The boat will be built here in Nong Khai but our journey down the Mekong will actually start in the northern most part of Thailand (#1 - below), where the Mekong River first enters Thailand. We will then follow the river down stream, through Laos, until we arrive back to Nong Khai (#2). After a short break, to restock and check the boat, we will begin the second phase of the journey. Our goal is to eventually reach the ocean (#3), passing through Cambodia and Vietnam. But there are a few obstacles (waterfalls) on the second phase which we need to work out first. If it's too risky then we'll stop before leaving Thailand (#2.1).Click for Google Map Version
In this topic you will be able to follow along as we build the boat, get permission for the 1,500 mile (2,400km) voyage, and raise awareness of the campaign.
Post your comments below! ;D
UPDATED: Here's the campaign video.
Here's an artist rendition of what the boat's frame "might" look like. We're still waiting for the boat builder to give us the final specs.
There will be a lot more "things" on the boat (rain guards, etc.) but that image gives you a general idea of what we're going for.
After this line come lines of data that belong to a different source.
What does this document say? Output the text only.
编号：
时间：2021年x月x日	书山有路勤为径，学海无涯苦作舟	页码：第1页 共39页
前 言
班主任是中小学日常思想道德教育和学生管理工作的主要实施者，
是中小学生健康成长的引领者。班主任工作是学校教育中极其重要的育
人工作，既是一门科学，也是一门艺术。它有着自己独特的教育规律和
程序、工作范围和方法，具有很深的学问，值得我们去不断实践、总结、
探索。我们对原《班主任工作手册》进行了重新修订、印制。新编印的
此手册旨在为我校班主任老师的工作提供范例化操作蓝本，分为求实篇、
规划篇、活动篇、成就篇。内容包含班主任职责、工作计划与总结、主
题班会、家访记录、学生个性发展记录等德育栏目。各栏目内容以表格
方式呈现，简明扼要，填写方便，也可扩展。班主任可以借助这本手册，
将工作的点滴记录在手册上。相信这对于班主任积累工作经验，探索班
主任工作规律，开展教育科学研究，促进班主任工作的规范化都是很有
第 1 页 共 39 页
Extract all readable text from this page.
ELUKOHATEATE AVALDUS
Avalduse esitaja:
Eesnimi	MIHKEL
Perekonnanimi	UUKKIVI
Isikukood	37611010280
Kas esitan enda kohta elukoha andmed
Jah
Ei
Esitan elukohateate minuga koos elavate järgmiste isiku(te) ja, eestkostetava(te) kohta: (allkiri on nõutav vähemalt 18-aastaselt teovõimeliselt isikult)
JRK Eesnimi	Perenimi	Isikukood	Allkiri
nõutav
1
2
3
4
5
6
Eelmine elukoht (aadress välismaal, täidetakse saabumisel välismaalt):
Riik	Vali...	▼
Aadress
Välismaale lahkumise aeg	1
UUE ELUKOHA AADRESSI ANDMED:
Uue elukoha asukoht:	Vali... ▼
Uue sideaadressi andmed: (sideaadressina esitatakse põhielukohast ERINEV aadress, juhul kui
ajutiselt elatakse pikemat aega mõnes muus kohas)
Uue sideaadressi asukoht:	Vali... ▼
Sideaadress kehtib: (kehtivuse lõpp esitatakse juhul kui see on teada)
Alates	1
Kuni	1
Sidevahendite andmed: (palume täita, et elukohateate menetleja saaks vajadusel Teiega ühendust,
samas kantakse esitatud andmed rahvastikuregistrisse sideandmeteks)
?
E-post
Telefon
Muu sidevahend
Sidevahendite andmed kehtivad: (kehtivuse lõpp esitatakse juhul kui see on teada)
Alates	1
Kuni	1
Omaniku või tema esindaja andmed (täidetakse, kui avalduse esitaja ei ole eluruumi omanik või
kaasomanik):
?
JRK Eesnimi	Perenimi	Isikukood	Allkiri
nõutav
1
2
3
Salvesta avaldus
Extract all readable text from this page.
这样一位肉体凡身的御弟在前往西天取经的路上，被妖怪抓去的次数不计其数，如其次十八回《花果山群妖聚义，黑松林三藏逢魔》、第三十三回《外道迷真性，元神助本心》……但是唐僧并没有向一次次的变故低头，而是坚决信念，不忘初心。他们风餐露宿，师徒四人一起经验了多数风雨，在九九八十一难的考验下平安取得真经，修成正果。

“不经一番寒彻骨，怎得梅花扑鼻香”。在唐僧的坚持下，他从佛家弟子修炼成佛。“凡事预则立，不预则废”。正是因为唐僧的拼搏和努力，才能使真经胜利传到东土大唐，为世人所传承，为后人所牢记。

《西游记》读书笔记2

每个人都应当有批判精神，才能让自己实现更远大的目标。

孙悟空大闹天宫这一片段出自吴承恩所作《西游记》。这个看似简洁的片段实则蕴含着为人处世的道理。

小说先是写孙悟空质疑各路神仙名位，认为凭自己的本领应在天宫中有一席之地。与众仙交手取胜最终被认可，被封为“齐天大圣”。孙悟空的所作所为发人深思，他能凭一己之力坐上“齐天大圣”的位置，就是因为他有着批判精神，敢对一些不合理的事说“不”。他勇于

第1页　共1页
Yesterday morning we did a speed/distance test on the Mekong. We sailed 4 miles in 24 minutes. That is an average of 10 mph. If we can maintain that speed with the electric engine then we should be able to complete Phase 1 of the campaign in about one week.
We'll let you know when construction begins. ;D
Ginafish said:That's the same thing I said, Ginafish. haha! I went back up to Kirk's original post and re-read it to see that he did mention it would be a carbon neutral footprint vessel with solar panel, wind generators, electric engine, and second hand wood, etc. Very cool! I am excited to see what he names her! :D
On the boat specs it looked as though there are solar panels on the top, am I imagining things, or are those just panels to keep things protected?
Until we hear back from the boat builder, we thought it would be fun to start experimenting with different bottle designs.
Of course, building it on the computer is the easy part. The hard part is putting hammer to nail and making the drawing into a reality. So today we started putting hammers and nails together to build a sample pontoon (100 bottles) to see how much weight a bundle of plastic bottles can hold.
For the sample we experimented with different bottle layouts to see which would be the most efficient and practical. Cylindrical was the easiest to make but connecting the rest of the boat to it would have been very difficult.
We also tested a trapezoid shape which turned out ok.
A rectangle will hold more bottles and create more buoyancy, but it has more drag. So we're not sure if the pontoons will end up being a rectangle or trapezoid shape. Hmmm...
Once the sample raft (100 bottles) is built we will post photos of it floating (fingers crossed).